Ref: ID: Pharmaceuticals-2274412

The manuscript entitled: “RYK Gene Expression Associated with Drug Response Variation of Temozolomide and Clinical Outcomes in Glioma Patients” by Gonzalez et al., is a research article suggesting that SNP rs4470517 in RYK (Receptor-Like Kinase) gene, is associated with RYK expression and RYK expression status could be an influential predictor of TMZ response and survival outcomes for glioma patients. This is an interesting study, that fits within the scope of the journal. The manuscript needs some major revisions before acceptance for publication in the Pharmaceuticals  journal and please find below comments/suggestions and revisions that will further help the authors improve the current version of the manuscript.

Further comments:

Abstract:

-Lines 31-32: please rephrase the sentences to be more consistent to the publicly available bioinformatic data that have been used.

Introduction:

-Line 44: Usually the high grade gliomas are considered the High-grade [WHO grades III–IV] gliomas. Also, according to the WHO 2021 we currently have a new classification system not only according to the histological grades but also according to other criteria. Please elaborate and enrich the introduction according to these new updates.

-Line 80: please mention briefly which other drug treatments are currently being used for gliomas, other than TMZ and justify the choice of this drug for chemoresistance in your study.

Results:

- GWAS Analysis Figure 1a,b: please specify whether these results are original or taken from a previous publication(not very clear the way was written in the text).

-Line 172: “RYK gene expression profiles after 72 hrs…”: please explain why there was a choice for treatment after 72h Temozolamide not a time point 24h, 48h, 72h, d4 etc.

-Line 149-150: please mention whether the overexpression was transient in the control and glioma cell line. Also the authors would be better to choose more glioma cell lines for transfection in addition to the one non-glioma. Please elaborate.

-line 162-164: “Having previously observed that TMZ treatment reduced RYK expression in the cell lines with the AA genotype, we hypothesized that RYK knockdowns would result in a comparably, more sensitive phenotype as those with the AA genotype.”: please explain this result more in the discussion part.
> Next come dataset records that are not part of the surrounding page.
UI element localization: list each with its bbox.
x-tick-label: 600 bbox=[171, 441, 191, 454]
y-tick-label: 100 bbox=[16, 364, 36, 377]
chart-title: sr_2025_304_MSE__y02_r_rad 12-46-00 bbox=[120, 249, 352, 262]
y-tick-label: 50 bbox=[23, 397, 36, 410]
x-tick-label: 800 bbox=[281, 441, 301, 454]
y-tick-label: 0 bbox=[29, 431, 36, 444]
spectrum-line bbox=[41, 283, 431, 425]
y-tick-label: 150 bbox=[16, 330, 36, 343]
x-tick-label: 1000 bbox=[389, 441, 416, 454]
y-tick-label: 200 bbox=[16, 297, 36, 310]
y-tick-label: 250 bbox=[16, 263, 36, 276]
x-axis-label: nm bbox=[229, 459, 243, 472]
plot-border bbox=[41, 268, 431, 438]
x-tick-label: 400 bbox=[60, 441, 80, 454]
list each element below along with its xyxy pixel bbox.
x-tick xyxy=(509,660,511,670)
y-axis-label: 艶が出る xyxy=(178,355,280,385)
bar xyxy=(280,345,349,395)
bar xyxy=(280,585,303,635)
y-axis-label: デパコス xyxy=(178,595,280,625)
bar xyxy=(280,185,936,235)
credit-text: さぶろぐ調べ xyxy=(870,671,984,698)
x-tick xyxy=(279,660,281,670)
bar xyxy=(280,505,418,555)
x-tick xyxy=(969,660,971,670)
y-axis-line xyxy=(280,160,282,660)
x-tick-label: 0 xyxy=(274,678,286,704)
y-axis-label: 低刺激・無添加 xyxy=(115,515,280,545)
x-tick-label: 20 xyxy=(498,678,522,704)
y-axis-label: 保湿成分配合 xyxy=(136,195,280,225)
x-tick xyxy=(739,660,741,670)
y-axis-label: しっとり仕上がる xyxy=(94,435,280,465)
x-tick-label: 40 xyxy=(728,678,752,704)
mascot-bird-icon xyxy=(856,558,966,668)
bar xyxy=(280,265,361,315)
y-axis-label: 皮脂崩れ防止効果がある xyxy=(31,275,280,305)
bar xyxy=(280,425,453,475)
-Figure 3: please upload as supplementary the full images for western blot and RT-PCR images/data. Also in this main figure 3, please include the molecular weight markers that were used in each panel.

-line 188-189: please rephrase this sentence since looks incomplete.

-line 204: still this sentence is incomplete.

- “Kaplan-Meier curves of OS for GBM patients and PFS for LGG patients.”: please explain the choice of OS for GBM and PFS for LGG patients for your survival analysis. Authors would be better to choose to perform both types OS and PFS for all glioma patients and compare the results.  Also would be better to do further analysis for all glioma grades related to Disease-free survival (DFS) and metastasis-free survival (MFS).

Discussion:

-Line 295-296: “While cell line model systems are helpful in testing drug response, their limitations prevent us from distinguishing whether the response is modeling efficacy or toxicity.”: please explain here the importance of using additional model systems such as spheroids, mice models that will help overcome these limitations.

-Line 330: please correct the term "glioma cancer" to "glioma brain tumors".

Methods

-Cell lines: please include a statement about the cell line authentication and the mycoplasma contamination for all the cell lines that have been used.

-lines 419-422: please include the details for the dilutions of the primary and secondary antibodies for the western blot.